Gustavo Galvão

Pré-estreias em três cidades


Marat Descartes e Vinícius Ferreira estrelam Uma Dose Violenta

Para preparar o lançamento de Uma Dose Violenta de Qualquer Coisa nos cinemas, três sessões de pré-estreia estão confirmadas. A primeiríssima será em Porto Alegre, cidade que acolheu tão bem o filme na sessão que tivemos em junho, no Festival de Cinema Internacional do RS. Depois ele volta a Brasília, a cidade onde tudo começou, e termina seu giro em São Paulo.

A pré-estreia na capital gaúcha será no dia 06 de agosto, quarta-feira, às 20h, na Casa de Cultura Mário Quintana.
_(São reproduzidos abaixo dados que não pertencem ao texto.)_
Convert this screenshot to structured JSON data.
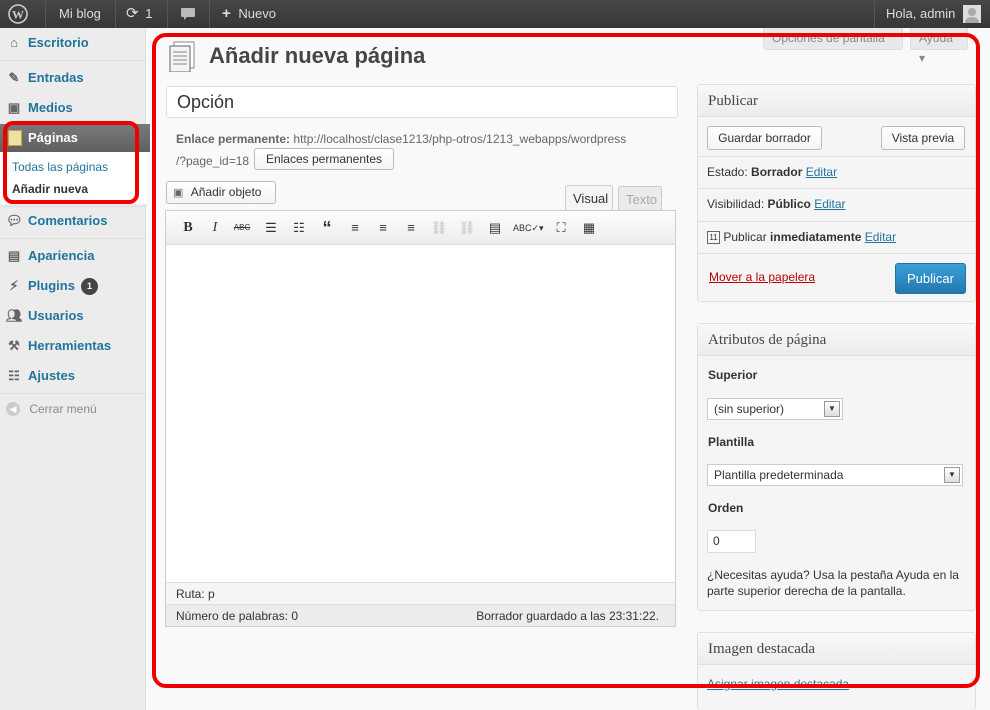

Depois da sessão, haverá bate-papo com o público. O ingresso custará só R$ 5 e dará direito a isenção de pagamento na entrada para a confraternização no Espaço Cultural 512 (na Cidade Baixa).

Vejam o evento criado no Facebook para a sessão em Porto Alegre:
https://www.facebook.com/events/675708815829983/

Já a sessão em Brasília será muito especial. Para começar, ela acontecerá no templo do cinema brasiliense, o monumental Cine Brasília (no sábado, 09 de agosto, às 21h). O protagonista Vinícius Ferreira estará presente, juntamente com boa parte da equipe. A entrada será franca! E o ingresso ainda dará direito a entrada gratuita na festa de lançamento do longa, sob comando do pessoal do Criolina, na ASCEB (904 Sul).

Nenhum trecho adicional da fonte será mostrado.